Springhill, Nova Scotia
Constructed in 1929 in memory and in honour of those
belonging to Springhill, who gave their lives in the Great War.
The beautiful Soldiers' Monument was officially unveiled on August 4, 1929. The committee appointed to the project of getting a Soldiers' Monument consisted of: Joseph Potter, Bruce Hyatt, Harry Moore, Oscar Goldrich, Harry Slate
r, Roach McKay, John Hannah, C.E. MacKenzie and William Cliffee. Giving much assistance and advice to this committee was Mr. R.B. Murray.

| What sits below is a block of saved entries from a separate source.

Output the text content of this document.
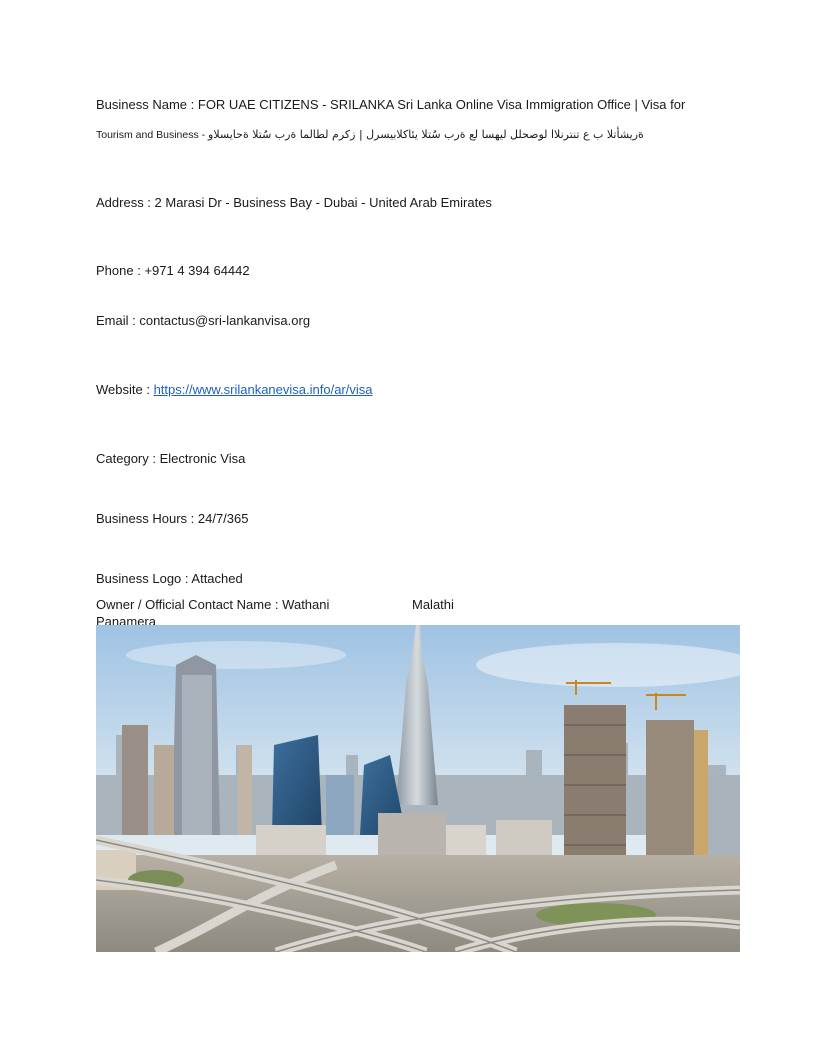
Business Name : FOR UAE CITIZENS - SRILANKA Sri Lanka Online Visa Immigration Office | Visa for
Tourism and Business - ةريشأتلا ب ع تنترنلاا لوصحلل ليهسا لع ةرب سُتلا يئاكلابيسرل | زكرم لطالما ةرب سُتلا ةحايسلاو
Address : 2 Marasi Dr - Business Bay - Dubai - United Arab Emirates
Phone : +971 4 394 64442
Email : contactus@sri-lankanvisa.org
Website : https://www.srilankanevisa.info/ar/visa
Category : Electronic Visa
Business Hours : 24/7/365
Business Logo : Attached
Owner / Official Contact Name : Wathani	Malathi
Panamera
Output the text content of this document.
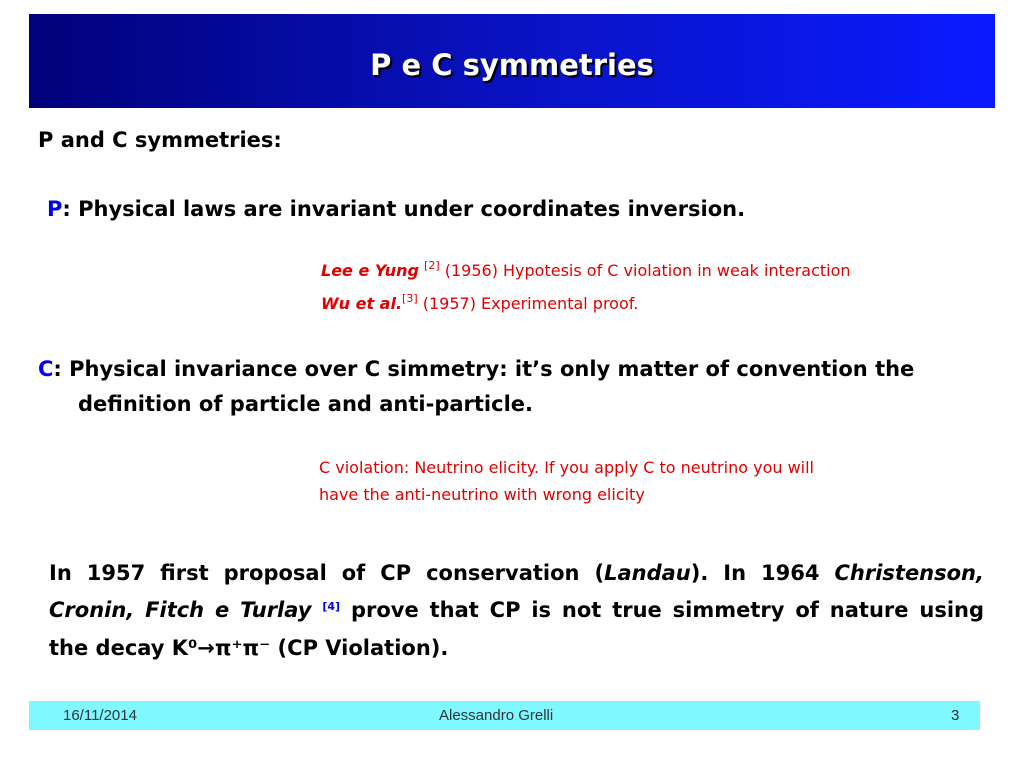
P e C symmetries
P and C symmetries:
P: Physical laws are invariant under coordinates inversion.
Lee e Yung [2] (1956) Hypotesis of C violation in weak interaction
Wu et al.[3] (1957) Experimental proof.
C: Physical invariance over C simmetry: it’s only matter of convention the
definition of particle and anti-particle.
C violation: Neutrino elicity. If you apply C to neutrino you will
have the anti-neutrino with wrong elicity
In 1957 first proposal of CP conservation (Landau). In 1964 Christenson,
Cronin, Fitch e Turlay [4] prove that CP is not true simmetry of nature using
the decay K⁰→π⁺π⁻ (CP Violation).
16/11/2014	Alessandro Grelli	3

The total cost for the monument was $4,953.69. The total weight of the monument is 59
tons. Thirty-five tons of cement have been put into the foundation; the first two stones weigh four tons, the main stone
weighs eight tons and the next one three
and one-half tons. The wings weigh three tons each and the statue about two and a half tons. The work of construction was handled by J.A. Tingley and Company of Amherst.
The statue was made in Italy of Carrara Marble. It represents a Canadian soldier standing
at the head of the grave of a comrade. The soldier's left hand rests upon the little wooden cross, his steel hat slung
carelessly over his shoulder, his tunic open at the throat. A pose so characteristic of the soldier in a moment of quietness
on the Western front as he gazes upon the grave of a pal. The expression which the sculptor has carved into that face of
stone is one which the soldier in us can understand but no words of ours can describe; it is wonderful.
To Mrs Annie Goldrich, who gave three sons to the cause, fell the honour of unveiling the
memorial. The guard stood at the present and Bugler Young sounded "Last Post".